By David Fairlamb
In December, 1991, representatives of 12 European countries met in the little Dutch town of Maastricht with the bureaucratic goal of better coordinating economic policy. What emerged was a radical plan to ditch national currencies for a common money managed by a European Central Bank.
The introduction of euro notes and coins on Jan. 1, 2002, is the last step in the process the Maastricht Treaty started. Its great triumph was to force European Union nations to curb deficits and tame inflation as a prelude to monetary union. Yet, from the depths of the worldwide recession, it is clear that the treaty has deep flaws. Unless they're fixed, Europe's hard-won economic stability is at risk.

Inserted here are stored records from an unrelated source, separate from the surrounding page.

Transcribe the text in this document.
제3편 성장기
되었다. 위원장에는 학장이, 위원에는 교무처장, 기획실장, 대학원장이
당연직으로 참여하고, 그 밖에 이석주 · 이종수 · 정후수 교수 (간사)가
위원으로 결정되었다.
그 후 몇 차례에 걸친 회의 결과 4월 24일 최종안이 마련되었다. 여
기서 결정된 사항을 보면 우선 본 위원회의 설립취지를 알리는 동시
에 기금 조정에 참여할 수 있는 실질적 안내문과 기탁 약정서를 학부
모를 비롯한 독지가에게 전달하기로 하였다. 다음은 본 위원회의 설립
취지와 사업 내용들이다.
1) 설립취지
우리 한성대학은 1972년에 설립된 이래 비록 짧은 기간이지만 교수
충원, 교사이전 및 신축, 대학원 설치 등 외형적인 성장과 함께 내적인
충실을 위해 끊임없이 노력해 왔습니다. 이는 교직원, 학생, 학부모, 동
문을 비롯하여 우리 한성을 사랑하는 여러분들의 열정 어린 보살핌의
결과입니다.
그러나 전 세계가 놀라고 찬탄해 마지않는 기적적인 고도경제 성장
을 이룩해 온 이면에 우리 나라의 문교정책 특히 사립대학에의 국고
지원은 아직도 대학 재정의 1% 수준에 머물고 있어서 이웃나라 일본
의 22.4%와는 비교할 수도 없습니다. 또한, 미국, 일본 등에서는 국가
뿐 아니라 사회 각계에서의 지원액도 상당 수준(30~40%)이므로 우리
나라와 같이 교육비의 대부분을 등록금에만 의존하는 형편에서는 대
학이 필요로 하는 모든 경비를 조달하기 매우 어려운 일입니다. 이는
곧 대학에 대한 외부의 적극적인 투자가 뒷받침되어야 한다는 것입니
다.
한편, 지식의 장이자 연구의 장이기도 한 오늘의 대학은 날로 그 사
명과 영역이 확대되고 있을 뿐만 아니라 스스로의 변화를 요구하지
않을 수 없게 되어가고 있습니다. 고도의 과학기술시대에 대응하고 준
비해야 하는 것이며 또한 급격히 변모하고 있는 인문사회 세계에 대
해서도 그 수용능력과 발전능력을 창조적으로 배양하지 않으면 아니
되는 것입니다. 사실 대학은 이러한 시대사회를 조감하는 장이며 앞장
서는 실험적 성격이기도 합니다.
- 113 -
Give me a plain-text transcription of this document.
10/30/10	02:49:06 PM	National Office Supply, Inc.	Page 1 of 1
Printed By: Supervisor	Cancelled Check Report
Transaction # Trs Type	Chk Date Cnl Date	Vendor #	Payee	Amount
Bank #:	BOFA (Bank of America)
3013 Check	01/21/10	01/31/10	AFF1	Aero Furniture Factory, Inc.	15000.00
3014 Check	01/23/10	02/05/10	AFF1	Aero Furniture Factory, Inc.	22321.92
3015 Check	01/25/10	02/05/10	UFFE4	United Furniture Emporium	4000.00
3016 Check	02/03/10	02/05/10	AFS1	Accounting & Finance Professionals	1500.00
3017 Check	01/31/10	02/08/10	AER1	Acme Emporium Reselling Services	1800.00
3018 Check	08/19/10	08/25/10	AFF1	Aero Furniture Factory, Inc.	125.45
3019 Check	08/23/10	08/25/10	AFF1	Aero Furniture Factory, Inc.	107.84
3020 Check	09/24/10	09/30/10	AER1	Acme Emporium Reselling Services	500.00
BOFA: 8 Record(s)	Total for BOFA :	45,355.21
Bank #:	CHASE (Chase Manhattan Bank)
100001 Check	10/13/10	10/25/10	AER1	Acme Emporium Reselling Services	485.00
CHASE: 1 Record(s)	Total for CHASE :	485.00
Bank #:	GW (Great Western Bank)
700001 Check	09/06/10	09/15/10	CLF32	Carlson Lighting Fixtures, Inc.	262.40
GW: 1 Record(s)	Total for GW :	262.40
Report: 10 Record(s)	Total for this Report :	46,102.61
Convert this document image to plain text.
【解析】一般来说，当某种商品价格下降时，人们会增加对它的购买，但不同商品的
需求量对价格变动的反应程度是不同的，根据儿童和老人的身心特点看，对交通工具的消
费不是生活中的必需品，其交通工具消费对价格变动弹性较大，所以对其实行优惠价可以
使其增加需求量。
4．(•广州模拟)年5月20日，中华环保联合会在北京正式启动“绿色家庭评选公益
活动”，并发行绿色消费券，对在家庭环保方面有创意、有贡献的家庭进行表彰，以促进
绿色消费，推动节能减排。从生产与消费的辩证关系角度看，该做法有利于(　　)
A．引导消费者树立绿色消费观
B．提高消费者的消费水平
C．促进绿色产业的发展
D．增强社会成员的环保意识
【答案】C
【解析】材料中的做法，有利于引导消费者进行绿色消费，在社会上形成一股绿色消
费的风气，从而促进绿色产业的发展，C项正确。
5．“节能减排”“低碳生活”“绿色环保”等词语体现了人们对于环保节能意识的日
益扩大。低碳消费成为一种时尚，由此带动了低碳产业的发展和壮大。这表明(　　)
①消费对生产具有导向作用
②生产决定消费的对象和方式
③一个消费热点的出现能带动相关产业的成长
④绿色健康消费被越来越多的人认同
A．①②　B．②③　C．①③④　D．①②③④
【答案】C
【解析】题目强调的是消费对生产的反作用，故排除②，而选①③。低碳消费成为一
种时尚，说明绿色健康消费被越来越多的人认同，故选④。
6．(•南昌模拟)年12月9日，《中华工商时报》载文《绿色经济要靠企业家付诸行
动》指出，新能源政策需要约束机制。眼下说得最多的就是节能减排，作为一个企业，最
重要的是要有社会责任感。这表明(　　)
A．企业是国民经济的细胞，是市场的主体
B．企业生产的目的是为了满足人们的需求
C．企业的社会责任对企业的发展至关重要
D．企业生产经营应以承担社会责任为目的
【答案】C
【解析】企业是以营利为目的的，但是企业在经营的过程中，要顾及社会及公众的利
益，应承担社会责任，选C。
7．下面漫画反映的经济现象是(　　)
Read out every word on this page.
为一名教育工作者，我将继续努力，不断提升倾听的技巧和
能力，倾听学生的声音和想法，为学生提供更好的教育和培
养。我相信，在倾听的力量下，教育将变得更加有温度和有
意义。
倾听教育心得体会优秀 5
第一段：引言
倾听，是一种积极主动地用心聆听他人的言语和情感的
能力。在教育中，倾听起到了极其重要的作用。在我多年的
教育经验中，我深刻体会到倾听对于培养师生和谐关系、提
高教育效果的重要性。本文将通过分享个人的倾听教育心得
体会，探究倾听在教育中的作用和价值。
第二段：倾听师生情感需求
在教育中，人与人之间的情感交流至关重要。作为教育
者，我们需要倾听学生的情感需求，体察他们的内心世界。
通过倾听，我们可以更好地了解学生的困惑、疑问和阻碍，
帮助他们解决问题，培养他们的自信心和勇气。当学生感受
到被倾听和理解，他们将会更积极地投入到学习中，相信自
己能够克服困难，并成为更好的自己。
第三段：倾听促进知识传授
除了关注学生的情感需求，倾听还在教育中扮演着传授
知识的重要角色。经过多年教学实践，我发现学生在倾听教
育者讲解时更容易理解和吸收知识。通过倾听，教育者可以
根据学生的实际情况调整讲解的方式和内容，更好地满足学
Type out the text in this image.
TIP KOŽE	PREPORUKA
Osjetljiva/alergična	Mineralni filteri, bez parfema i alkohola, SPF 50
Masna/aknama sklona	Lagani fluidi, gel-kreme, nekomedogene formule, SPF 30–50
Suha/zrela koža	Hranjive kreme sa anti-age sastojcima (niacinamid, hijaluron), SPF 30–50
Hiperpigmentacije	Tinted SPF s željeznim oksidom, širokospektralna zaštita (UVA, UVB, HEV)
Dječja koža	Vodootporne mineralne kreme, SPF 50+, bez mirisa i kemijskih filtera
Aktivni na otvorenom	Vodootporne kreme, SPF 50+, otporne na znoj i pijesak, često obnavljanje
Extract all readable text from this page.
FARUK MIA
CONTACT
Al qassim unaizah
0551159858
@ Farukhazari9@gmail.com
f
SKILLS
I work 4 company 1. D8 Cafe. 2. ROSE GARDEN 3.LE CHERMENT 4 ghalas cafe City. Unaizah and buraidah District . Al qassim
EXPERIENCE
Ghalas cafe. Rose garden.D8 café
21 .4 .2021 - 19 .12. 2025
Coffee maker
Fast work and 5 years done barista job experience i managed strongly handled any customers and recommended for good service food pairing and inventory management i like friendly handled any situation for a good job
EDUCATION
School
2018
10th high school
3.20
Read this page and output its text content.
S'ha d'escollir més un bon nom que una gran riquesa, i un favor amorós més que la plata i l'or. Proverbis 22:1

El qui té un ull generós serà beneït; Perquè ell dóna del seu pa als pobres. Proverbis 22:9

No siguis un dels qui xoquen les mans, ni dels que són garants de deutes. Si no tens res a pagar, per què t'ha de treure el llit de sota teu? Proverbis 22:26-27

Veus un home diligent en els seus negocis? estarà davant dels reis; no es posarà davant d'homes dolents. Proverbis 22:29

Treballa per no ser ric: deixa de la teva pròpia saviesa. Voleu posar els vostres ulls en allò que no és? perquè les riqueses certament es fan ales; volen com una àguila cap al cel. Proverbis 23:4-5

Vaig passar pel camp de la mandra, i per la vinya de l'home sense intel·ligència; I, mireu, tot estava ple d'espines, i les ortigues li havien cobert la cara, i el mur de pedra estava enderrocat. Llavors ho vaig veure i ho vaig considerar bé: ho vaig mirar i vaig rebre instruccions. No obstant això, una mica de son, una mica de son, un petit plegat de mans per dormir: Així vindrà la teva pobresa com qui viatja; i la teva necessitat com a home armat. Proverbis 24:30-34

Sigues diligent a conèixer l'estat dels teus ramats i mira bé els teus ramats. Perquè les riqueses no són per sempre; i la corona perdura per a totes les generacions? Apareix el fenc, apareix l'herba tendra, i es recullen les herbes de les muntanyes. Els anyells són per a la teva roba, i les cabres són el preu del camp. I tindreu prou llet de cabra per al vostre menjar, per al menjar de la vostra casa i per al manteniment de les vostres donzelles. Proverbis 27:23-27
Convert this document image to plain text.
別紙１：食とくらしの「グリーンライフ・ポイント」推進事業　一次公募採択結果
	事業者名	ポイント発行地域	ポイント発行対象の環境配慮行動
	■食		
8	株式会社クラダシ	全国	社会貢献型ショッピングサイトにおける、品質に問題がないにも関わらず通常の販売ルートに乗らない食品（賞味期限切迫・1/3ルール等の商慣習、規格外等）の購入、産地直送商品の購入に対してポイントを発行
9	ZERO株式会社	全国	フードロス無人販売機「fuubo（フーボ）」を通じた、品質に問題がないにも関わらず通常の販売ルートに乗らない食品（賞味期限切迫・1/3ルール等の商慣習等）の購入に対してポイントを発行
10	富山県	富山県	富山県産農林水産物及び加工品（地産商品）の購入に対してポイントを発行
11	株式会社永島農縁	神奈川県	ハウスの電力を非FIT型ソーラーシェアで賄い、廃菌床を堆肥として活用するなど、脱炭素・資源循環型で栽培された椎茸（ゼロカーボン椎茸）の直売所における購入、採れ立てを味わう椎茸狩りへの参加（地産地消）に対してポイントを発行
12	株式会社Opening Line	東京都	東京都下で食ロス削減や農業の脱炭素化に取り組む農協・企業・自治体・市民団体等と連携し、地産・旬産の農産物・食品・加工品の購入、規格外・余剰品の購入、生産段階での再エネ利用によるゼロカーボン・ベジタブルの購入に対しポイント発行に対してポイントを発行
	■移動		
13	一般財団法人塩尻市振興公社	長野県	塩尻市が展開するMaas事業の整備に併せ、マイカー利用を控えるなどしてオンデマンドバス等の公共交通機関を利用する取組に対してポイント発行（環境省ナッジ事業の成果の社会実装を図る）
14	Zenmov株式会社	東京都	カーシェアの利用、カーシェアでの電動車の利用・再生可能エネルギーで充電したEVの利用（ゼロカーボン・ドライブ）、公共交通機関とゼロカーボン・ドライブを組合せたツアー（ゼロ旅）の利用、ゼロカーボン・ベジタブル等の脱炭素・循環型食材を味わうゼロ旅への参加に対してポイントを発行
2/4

Ten years ago, the forgers of monetary union most feared inflation and its evil corollaries, runaway spending and high interest rates. So the treaty not only made signatories clean up their fiscal acts, it also gave the ECB just one mission: maintaining price stability. The treaty only lets the ECB use rates to sustain growth once it hits its inflation targets.
STRAITJACKET. As Europe confronts the first major downturn since monetary union, Maastricht is a straitjacket. Europe faces a lack of jobs, confidence, and demand--not runaway prices. The largest economies--France, Germany, and Italy--have stalled. So it's time to do what was once unthinkable: renegotiate the treaty. Getting the EU members, which now number 15, to adopt new language would be a nightmare. But if the euro-zone economy is to weather future downturns better, the process must start. "The ECB needs more freedom," says former Bundesbank President Karl-Otto Poehl. "It should certainly have been able to cut rates earlier and further than it did."
European politicians are furious that the ECB has kept credit so tight. Lambasting controversial ECB President Wim Duisenberg has become a Continental sport. He deserves a few whacks for sticking for so long to his credulity-defying declarations that inflation remained a peril. In fact, it has been under control for five years in most euro-zone countries and is forecast to fall below 1% for the bloc by the end of 2002. But in fairness, Duisenberg is hog-tied by Maastricht. That's because inflation for the past year or so remained above 2%, the rate that the ECB's governing council says is consistent with price stability.
As a result, the ECB did little to stimulate the EU economy as the signs of distress mounted. Sure, it lopped 50 basis points off rates on Nov. 8, but only after Duisenberg finally agreed that inflation was waning. Since January, the ECB has trimmed rates just four times by a mere 150 basis points, to 3.25%. The U.S. Federal Reserve, in contrast, has cut 450 basis points off the federal funds target rate in 10 moves, a drastic but much praised response to dramatic circumstances.
European leaders privately urge a broader ECB mandate. That means rewriting the Maastricht Treaty. But finding acceptable new guidelines for interest-rate policy won't be easy. The faster-growing economies on Europe's periphery, such as Ireland and Greece, don't want to change Maastricht. The core European countries that pushed for Maastricht to be so strict now want an ECB that gives equal weight to growth. The ECB resolutely opposes change. "The best contribution we can make to economic growth is to ensure price stability," says a spokesman.
Although revisiting Maastricht is controversial, now is the time to start the arduous process of meetings, parliamentary votes, and referendums so at least the ECB will have the tools to fight the next recession. Another reason: By 2005, the EU expects to admit up to 10 new members from Central and Southern Europe. If all adopt the euro, their central banks each get a seat on the ECB's governing council. The ECB's ability to act quickly will vanish.
Europe's political leaders should stop criticizing the ECB for obeying Maastricht. Instead, they should give the bank the leeway it needs to get Europe's economy moving again.
Fairlamb covers European finance from Frankfurt.